Listening to the World: A Breakthrough in AI

Keith_Achorn · ‎12-07-2021

Listening to the World: A Breakthrough in AI

An Intel Engineer Helps to Catalog World Languages

By Keith Achorn, AI Framework Engineer, Software and Advanced Technology Group (SATG)

Very often, Machine Learning and Artificial Intelligence seem like lofty technologies that are run on remote and complex super computers solving obscure problems. But I recently had an opportunity to work with an amazing group of engineers and researchers on an impactful project that brought AI home.

Starting in 2019, a working group formed under the auspices of ML Commons to enhance and democratize speech recognition technologies by creating speech datasets which are large-scale, diverse, and openly licensed.
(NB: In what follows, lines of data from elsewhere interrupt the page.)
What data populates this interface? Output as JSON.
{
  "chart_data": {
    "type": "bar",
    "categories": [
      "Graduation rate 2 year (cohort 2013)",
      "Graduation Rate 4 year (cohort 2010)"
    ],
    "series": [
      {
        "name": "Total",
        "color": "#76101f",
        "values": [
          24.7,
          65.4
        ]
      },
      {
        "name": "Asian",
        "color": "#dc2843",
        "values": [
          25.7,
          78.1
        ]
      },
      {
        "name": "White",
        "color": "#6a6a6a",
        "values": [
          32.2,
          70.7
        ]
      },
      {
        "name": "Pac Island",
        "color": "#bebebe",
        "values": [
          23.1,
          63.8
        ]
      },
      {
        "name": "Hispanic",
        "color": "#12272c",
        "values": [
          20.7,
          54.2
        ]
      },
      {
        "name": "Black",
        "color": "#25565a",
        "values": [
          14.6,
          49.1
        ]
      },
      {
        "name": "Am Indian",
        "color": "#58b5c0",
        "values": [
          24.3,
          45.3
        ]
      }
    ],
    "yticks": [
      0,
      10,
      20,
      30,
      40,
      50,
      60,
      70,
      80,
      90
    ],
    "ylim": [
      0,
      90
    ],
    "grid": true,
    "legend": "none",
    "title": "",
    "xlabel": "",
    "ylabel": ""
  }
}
This project has so far yielded two cutting-edge datasets involving 50 of languages from around the world. Members of the group come from Intel, Harvard, Alibaba, Oracle, Landing AI, University of Michigan, Google, Baidu and others.

Two whitepapers describing these spoken language datasets will be presented Dec. 7 at the annual Conference on Neural Information Processing Systems (NeurIPS). The first paper is called The People’s Speech and the second is Multilingual Spoken Words Corpus (MSWC). The People’s Speech targets “automatic speech recognition” tasks, and MSWC involves “keyword spotting.” When training Machine Learning models, larger datasets generally produce more accurate results. And these datasets are each among the largest public collections of speech data in their respective classes.
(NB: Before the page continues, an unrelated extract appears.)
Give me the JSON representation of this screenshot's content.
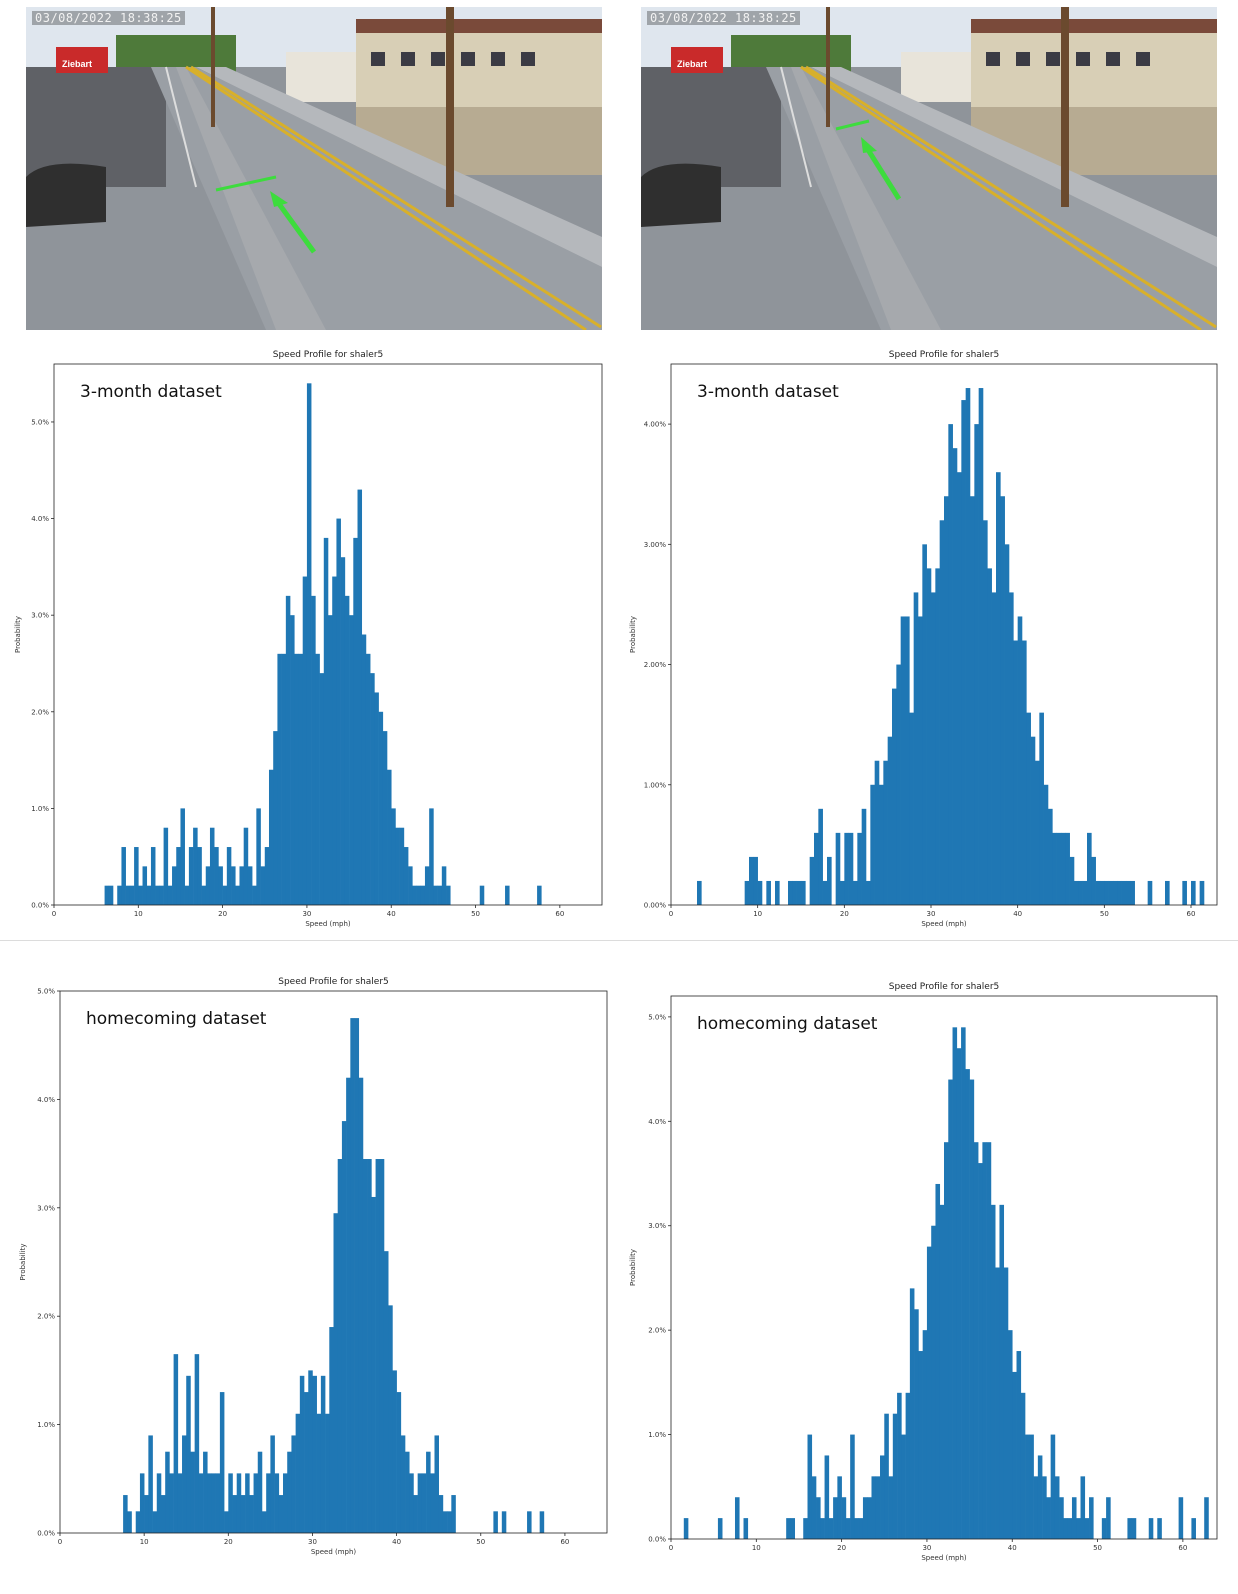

How does this affect peoples’ everyday lives? By training on these datasets, a computer or other device can “hear” spoken words and take an appropriate action, such as responding to a user’s query or producing an automatic transcript. And in today’s diverse, international, multi-lingual work environment, the ability to do this accurately will become increasingly important.

Both projects utilize “diverse speech,” which means they better represent a natural environment, complete with background noise, informal speech patterns, a mixture of recording equipment, and different acoustic environments. This stands apart from highly-controlled content such as audiobooks, which are more “sanitized.” Training on diverse speech has been correlated with better accuracy in real-world use.

The People’s Speech project includes tens of thousands of hours of supervised conversational audio. It is now among the world’s largest English speech recognition datasets licensed for academic and commercial usage, and is free to download.

MSWC is an audio speech dataset that has over 300,000 keywords in 50 languages, and can be used to train smart devices. The MSWC is dataset spans languages spoken by over 5 billion people, and advances the research and development of voice applications for a wide global audience.

It’s appropriate that the researchers who developed these datasets were an international group spanning multiple continents. We met weekly over years, via conference call, with each bringing a particular expertise to the project.

Both datasets will be widely available for researchers and developers. They are available with extremely open licensing terms, including for commercial use. The importance of proper licensing is an under-recognized constraint, leading many promising datasets to be limited in their usability and scale.

Both datasets will be maintained for longevity by MLCommons -- a consortium of global technology providers, academics, and researchers -- of which Intel is a founding member.

In the world of language AI, this project has been a leap forward. It also opens many possibilities for the future. I look forward to working with some of my colleagues and taking it to the next step.

Keith Achorn is an AI Framework Engineer in Intel’s Software and Advanced Technology Group (SATG)